Poder estatal precisa ater-se ao princípio da impessoalidade da administração
Depois da Venezuela e de Cuba, o futuro chanceler do Brasil, Ernesto Araújo, desconvidou a Nicarágua para a posse de Jair Bolsonaro. Fê-lo em nome da liberdade. “A posse do PR [presidente] Bolsonaro marcará o início de um governo com postura firme e clara na defesa da liberdade”, declarou Araújo.
No que configura um grande avanço em relação a manifestações pregressas, Bolsonaro parece concordar com seu chanceler. Por ocasião do desconvite a Nicolás Maduro, ele disse: “Ditadura, pô, não podemos admitir. O povo lá não tem liberdade”.
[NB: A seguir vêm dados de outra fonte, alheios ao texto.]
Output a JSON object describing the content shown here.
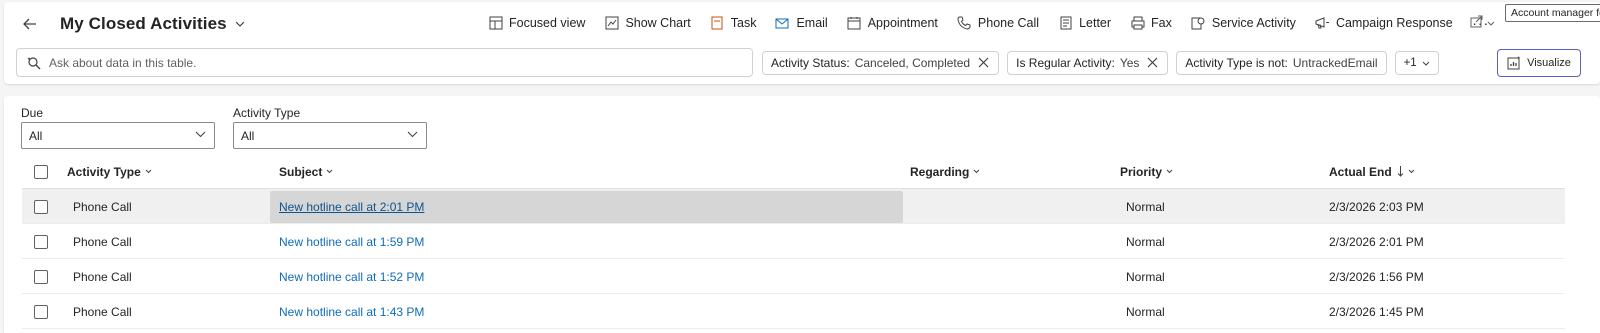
{
  "header": {
    "title": "My Closed Activities",
    "tooltip": "Account manager fo"
  },
  "commands": [
    {
      "label": "Focused view",
      "icon": "focused-view-icon"
    },
    {
      "label": "Show Chart",
      "icon": "chart-icon"
    },
    {
      "label": "Task",
      "icon": "task-icon"
    },
    {
      "label": "Email",
      "icon": "email-icon"
    },
    {
      "label": "Appointment",
      "icon": "calendar-icon"
    },
    {
      "label": "Phone Call",
      "icon": "phone-icon"
    },
    {
      "label": "Letter",
      "icon": "letter-icon"
    },
    {
      "label": "Fax",
      "icon": "fax-icon"
    },
    {
      "label": "Service Activity",
      "icon": "service-activity-icon"
    },
    {
      "label": "Campaign Response",
      "icon": "campaign-response-icon"
    }
  ],
  "more_label": "···",
  "search": {
    "placeholder": "Ask about data in this table."
  },
  "filter_chips": [
    {
      "label": "Activity Status:",
      "value": "Canceled, Completed"
    },
    {
      "label": "Is Regular Activity:",
      "value": "Yes"
    },
    {
      "label": "Activity Type is not:",
      "value": "UntrackedEmail"
    }
  ],
  "more_filters_label": "+1",
  "visualize_label": "Visualize",
  "filters": {
    "due": {
      "label": "Due",
      "value": "All"
    },
    "activity_type": {
      "label": "Activity Type",
      "value": "All"
    }
  },
  "columns": {
    "activity_type": "Activity Type",
    "subject": "Subject",
    "regarding": "Regarding",
    "priority": "Priority",
    "actual_end": "Actual End"
  },
  "rows": [
    {
      "activity_type": "Phone Call",
      "subject": "New hotline call at 2:01 PM",
      "regarding": "",
      "priority": "Normal",
      "actual_end": "2/3/2026 2:03 PM"
    },
    {
      "activity_type": "Phone Call",
      "subject": "New hotline call at 1:59 PM",
      "regarding": "",
      "priority": "Normal",
      "actual_end": "2/3/2026 2:01 PM"
    },
    {
      "activity_type": "Phone Call",
      "subject": "New hotline call at 1:52 PM",
      "regarding": "",
      "priority": "Normal",
      "actual_end": "2/3/2026 1:56 PM"
    },
    {
      "activity_type": "Phone Call",
      "subject": "New hotline call at 1:43 PM",
      "regarding": "",
      "priority": "Normal",
      "actual_end": "2/3/2026 1:45 PM"
    }
  ],
  "colors": {
    "link": "#0f6cbd",
    "accent": "#5b5fc7"
  }
}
Eu não poderia concordar mais. Por também prezar a liberdade, jamais convidaria os ditadores desses países para minha festa de aniversário. Existem, contudo, diferenças entre uma pessoa e um Estado.
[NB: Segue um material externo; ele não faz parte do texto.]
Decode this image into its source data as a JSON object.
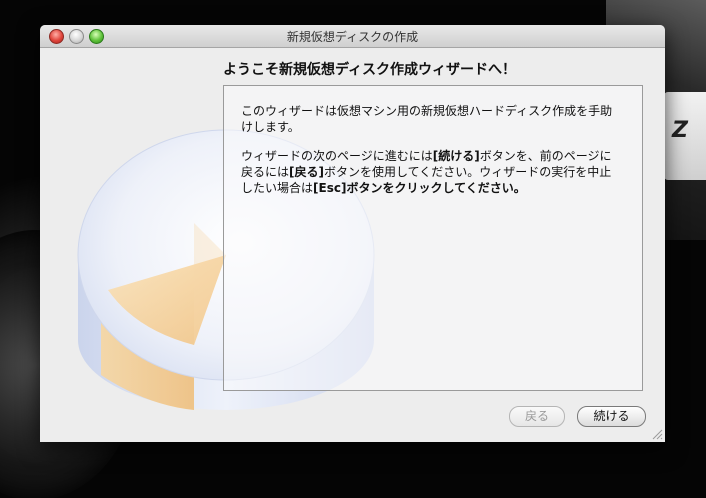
{
  "window": {
    "title": "新規仮想ディスクの作成"
  },
  "wizard": {
    "heading": "ようこそ新規仮想ディスク作成ウィザードへ！",
    "para1": "このウィザードは仮想マシン用の新規仮想ハードディスク作成を手助けします。",
    "para2_a": "ウィザードの次のページに進むには",
    "para2_b": "[続ける]",
    "para2_c": "ボタンを、前のページに戻るには",
    "para2_d": "[戻る]",
    "para2_e": "ボタンを使用してください。ウィザードの実行を中止したい場合は",
    "para2_f": "[Esc]ボタンをクリックしてください。"
  },
  "buttons": {
    "back_label": "戻る",
    "next_label": "続ける",
    "back_enabled": false
  },
  "background": {
    "plate_text": "Z"
  },
  "colors": {
    "disk_accent": "#f3c98c",
    "disk_body": "#dfe6f5",
    "close": "#e0443b",
    "zoom": "#5fc23a"
  },
  "icons": [
    "close-icon",
    "minimize-icon",
    "zoom-icon",
    "disk-icon",
    "resize-grip-icon"
  ]
}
Enquanto eu, você e qualquer cidadão que não esteja desempenhando funções públicas podemos manifestar preferências, exercitar caprichos e praticar todo tipo de discriminação não vedada por lei, inclusive o amor, o poder estatal precisa ater-se ao princípio da impessoalidade da administração.
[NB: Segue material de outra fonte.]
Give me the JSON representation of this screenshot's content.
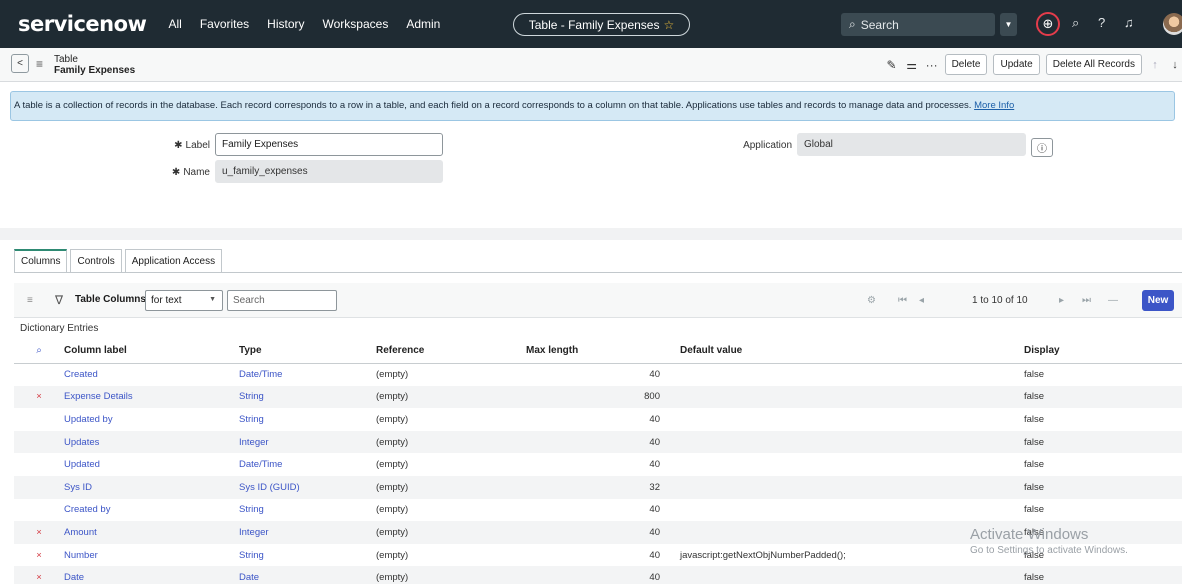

Isso significa que, se o Brasil quisesse excluir da posse ditadores, precisaria fazê-lo de forma sistemática, aplicando o mesmo princípio a todas as nações e não apenas àquelas com que a pessoa física de Jair Bolsonaro tem uma rusga pessoal.
Numa análise perfunctória, teriam de ser desconvidados não só Venezuela, Cuba e Nicarágua, mas também China, Rússia, Turquia, Arábia Saudita, Egito, Paquistão, Costa do Marfim, Nigéria e Togo, para citar apenas algumas das autocracias mais escancaradas.
Isso não implica que valores não devam fazer parte das relações do Brasil com outras nações. Mas, de novo, é preciso que os princípios sejam aplicados de forma impessoal, não ao sabor das idiossincrasias de quem esteja no governo.
Quanto antes Bolsonaro entender que será o presidente do Brasil e não mais o ídolo de um grupo de WhatsApp, melhor.